Articles Edleise Mendes: Língua Portuguesa gera interesse mundial “nunca visto”

A Língua Portuguesa está a gerar um interesse mundial sem precedentes, e esse interesse tem sido liderado pela China. Essa afirmação foi dada pela professora brasileira Edleise Mendes, presidente da Sociedade Internacional de Português Língua Estrangeira (SIPLE). Segundo a académica brasileira, isso se deve à afirmação dos países lusófonos no cenário económico internacional. A Língua Portuguesa, segundo a responsável, caminha para ser uma alternativa ao inglês, a par do espanhol. A seguir a entrevista na íntegra à professora Edleise Mendes à jornalista Patrícia Mendes, do Plataforma Macau.

::: Que interesse é que o português está a gerar a nível mundial? :::
Edleise Mendes – Nos últimos anos há, de facto, um crescimento muito grande do interesse pelo português, não só nos países onde ele é Língua oficial, é Língua de cultura, mas também, e sobretudo, como Língua estrangeira em todas as partes do mundo. Em alguns contextos isso é mais evidente, como, por exemplo, na China.

Há um grande interesse pela aprendizagem do português na China, assim como tem havido nos países lusófonos cada vez mais interesse pela aprendizagem do chinês. Mas não só: também em países como os Estados Unidos o crescimento tem sido exponencial, não só por estrangeiros, norte-americanos que desejam aprender português, mas também por uma retomada do interesse pelas comunidades de herança que estão espalhadas pelo mundo e que haviam perdido a sua Língua. Há, por exemplo, há uma série de descendentes nos Estados Unidos de portugueses, brasileiros, cabo-verdianos que, de alguma forma, perderam a Língua e foram de tal modo introduzidos na cultura norte-americana que essa herança ficou um pouco esquecida. Então, hoje há um interesse dessas comunidades de herança muito grande em retomar a Língua e as culturas lusófonas. Somos uma Língua só com muitas caras, muitas culturas e muitas histórias.
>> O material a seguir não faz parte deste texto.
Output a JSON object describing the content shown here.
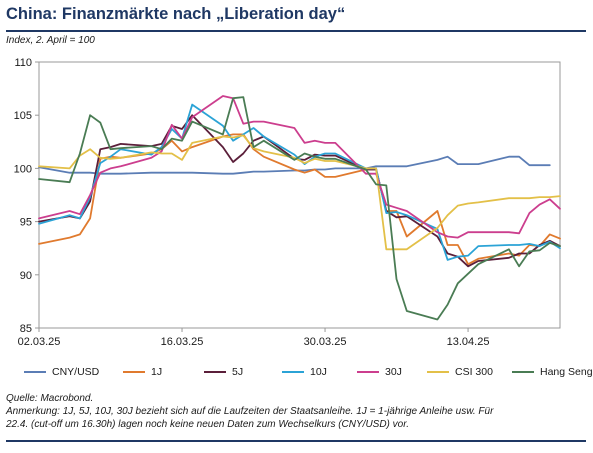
{
  "header": {
    "title": "China: Finanzmärkte nach „Liberation day“",
    "subtitle": "Index, 2. April = 100"
  },
  "footer": {
    "source": "Quelle: Macrobond.",
    "note_line1": "Anmerkung: 1J, 5J, 10J, 30J bezieht sich auf die Laufzeiten der Staatsanleihe. 1J = 1-jährige Anleihe usw. Für",
    "note_line2": "22.4. (cut-off um 16.30h) lagen noch keine neuen Daten zum Wechselkurs (CNY/USD) vor."
  },
  "chart_data": {
    "type": "line",
    "x": [
      0,
      1,
      2,
      3,
      4,
      5,
      6,
      7,
      8,
      9,
      10,
      11,
      12,
      13,
      14,
      15,
      16,
      17,
      18,
      19,
      20,
      21,
      22,
      23,
      24,
      25,
      26,
      27,
      28,
      29,
      30,
      31,
      32,
      33,
      34,
      35,
      36,
      37,
      38,
      39,
      40,
      41,
      42,
      43,
      44,
      45,
      46,
      47,
      48,
      49,
      50,
      51
    ],
    "x_tick_labels": [
      {
        "x": 0,
        "label": "02.03.25"
      },
      {
        "x": 14,
        "label": "16.03.25"
      },
      {
        "x": 28,
        "label": "30.03.25"
      },
      {
        "x": 42,
        "label": "13.04.25"
      }
    ],
    "ylim": [
      85,
      110
    ],
    "yticks": [
      85,
      90,
      95,
      100,
      105,
      110
    ],
    "grid": false,
    "legend_position": "bottom",
    "series": [
      {
        "name": "CNY/USD",
        "color": "#5b7db5",
        "values": [
          100.1,
          null,
          null,
          99.6,
          99.6,
          99.6,
          99.5,
          99.5,
          99.5,
          null,
          null,
          99.6,
          99.6,
          99.6,
          99.6,
          99.6,
          null,
          null,
          99.5,
          99.5,
          99.6,
          99.7,
          99.7,
          null,
          null,
          99.8,
          99.8,
          99.9,
          99.9,
          100.0,
          null,
          null,
          100.0,
          100.2,
          100.2,
          100.2,
          100.2,
          null,
          null,
          100.8,
          101.1,
          100.4,
          100.4,
          100.4,
          null,
          null,
          101.1,
          101.1,
          100.3,
          100.3,
          100.3,
          null
        ]
      },
      {
        "name": "1J",
        "color": "#e07a2e",
        "values": [
          92.9,
          null,
          null,
          93.5,
          93.8,
          95.3,
          100.9,
          101.1,
          101.0,
          null,
          null,
          101.4,
          101.8,
          102.6,
          101.6,
          102.0,
          null,
          null,
          103.0,
          103.2,
          103.2,
          101.8,
          101.1,
          null,
          null,
          99.9,
          99.6,
          99.9,
          99.2,
          99.2,
          null,
          null,
          99.9,
          99.9,
          96.0,
          96.0,
          93.6,
          null,
          null,
          96.0,
          92.8,
          92.8,
          91.0,
          91.5,
          null,
          null,
          92.0,
          91.8,
          92.8,
          92.7,
          93.8,
          93.4
        ]
      },
      {
        "name": "5J",
        "color": "#5b1f3a",
        "values": [
          95.0,
          null,
          null,
          95.5,
          95.3,
          96.9,
          101.8,
          102.0,
          102.3,
          null,
          null,
          102.1,
          102.3,
          104.0,
          103.7,
          105.0,
          null,
          null,
          102.0,
          100.6,
          101.4,
          102.6,
          103.0,
          null,
          null,
          100.9,
          100.8,
          101.3,
          101.2,
          101.2,
          null,
          null,
          99.9,
          99.9,
          96.0,
          95.4,
          95.5,
          null,
          null,
          93.6,
          92.0,
          91.7,
          90.8,
          91.3,
          null,
          null,
          91.6,
          92.0,
          92.0,
          92.8,
          93.2,
          92.7
        ]
      },
      {
        "name": "10J",
        "color": "#2ba3d6",
        "values": [
          94.8,
          null,
          null,
          95.6,
          95.3,
          97.3,
          100.5,
          101.1,
          101.8,
          null,
          null,
          101.3,
          102.0,
          103.7,
          102.8,
          106.0,
          null,
          null,
          104.0,
          102.6,
          103.2,
          103.8,
          103.0,
          null,
          null,
          101.3,
          100.4,
          101.1,
          101.4,
          101.4,
          null,
          null,
          100.0,
          100.0,
          95.8,
          95.9,
          95.6,
          null,
          null,
          94.3,
          91.4,
          91.7,
          91.8,
          92.7,
          null,
          null,
          92.8,
          92.8,
          92.9,
          92.7,
          93.1,
          92.5
        ]
      },
      {
        "name": "30J",
        "color": "#cc3e8e",
        "values": [
          95.3,
          null,
          null,
          96.0,
          95.7,
          97.5,
          99.6,
          100.0,
          100.2,
          null,
          null,
          101.0,
          101.6,
          104.1,
          102.8,
          104.8,
          null,
          null,
          106.8,
          106.6,
          104.2,
          104.4,
          104.4,
          null,
          null,
          103.8,
          102.4,
          102.6,
          102.4,
          102.4,
          null,
          null,
          99.5,
          99.5,
          96.6,
          96.3,
          96.0,
          null,
          null,
          94.0,
          93.6,
          93.5,
          94.0,
          94.0,
          null,
          null,
          94.0,
          93.9,
          95.8,
          96.6,
          97.1,
          96.2
        ]
      },
      {
        "name": "CSI 300",
        "color": "#e3c048",
        "values": [
          100.2,
          null,
          null,
          100.0,
          101.2,
          101.8,
          101.0,
          100.9,
          101.0,
          null,
          null,
          101.5,
          101.4,
          101.4,
          100.8,
          102.4,
          null,
          null,
          103.0,
          102.9,
          103.1,
          101.9,
          101.6,
          null,
          null,
          101.0,
          100.5,
          100.9,
          100.7,
          100.7,
          null,
          null,
          100.0,
          100.0,
          92.4,
          92.4,
          92.4,
          null,
          null,
          94.4,
          95.6,
          96.5,
          96.7,
          96.8,
          null,
          null,
          97.2,
          97.2,
          97.2,
          97.3,
          97.3,
          97.4
        ]
      },
      {
        "name": "Hang Seng",
        "color": "#4a7c54",
        "values": [
          99.0,
          null,
          null,
          98.7,
          101.4,
          105.0,
          104.3,
          101.8,
          101.9,
          null,
          null,
          102.1,
          101.8,
          102.8,
          102.6,
          104.4,
          null,
          null,
          103.2,
          106.6,
          106.7,
          102.0,
          102.6,
          null,
          null,
          100.8,
          101.4,
          101.1,
          100.9,
          100.9,
          null,
          null,
          99.9,
          98.5,
          98.4,
          89.6,
          86.6,
          null,
          null,
          85.8,
          87.2,
          89.2,
          90.1,
          91.0,
          null,
          null,
          92.4,
          90.8,
          92.2,
          92.3,
          93.0,
          92.7
        ]
      }
    ]
  }
}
::: E acha que esse interesse pelo português é hoje maior do que no passado? :::
EM – Muito maior, sem dúvida. Nunca se viu um crescimento tão grande, a ponto de termos uma procura de professores de português tal que não temos gente suficientemente formada para lhe dar resposta. Em várias partes do mundo é possível ver simples falantes de Língua Portuguesa atuando como professores, tal é o interesse de muitos espaços onde não há professores. Nos últimos dez anos, esse interesse praticamente triplicou. Então, acho que os países de Língua Portuguesa têm hoje um desafio muito grande nessa área da educação, do investimento na formação de novos professores.

::: Qual é a grande razão que justifica esta situação? :::
EM – É justamente a evidência que os países de Língua oficial portuguesa têm tido no mundo. Pode ser uma evidência cultural, política, mas é sobretudo econômica. O Brasil puxa muito esse interesse, mas também os países africanos de Língua oficial portuguesa, que também têm crescido muito no cenário internacional.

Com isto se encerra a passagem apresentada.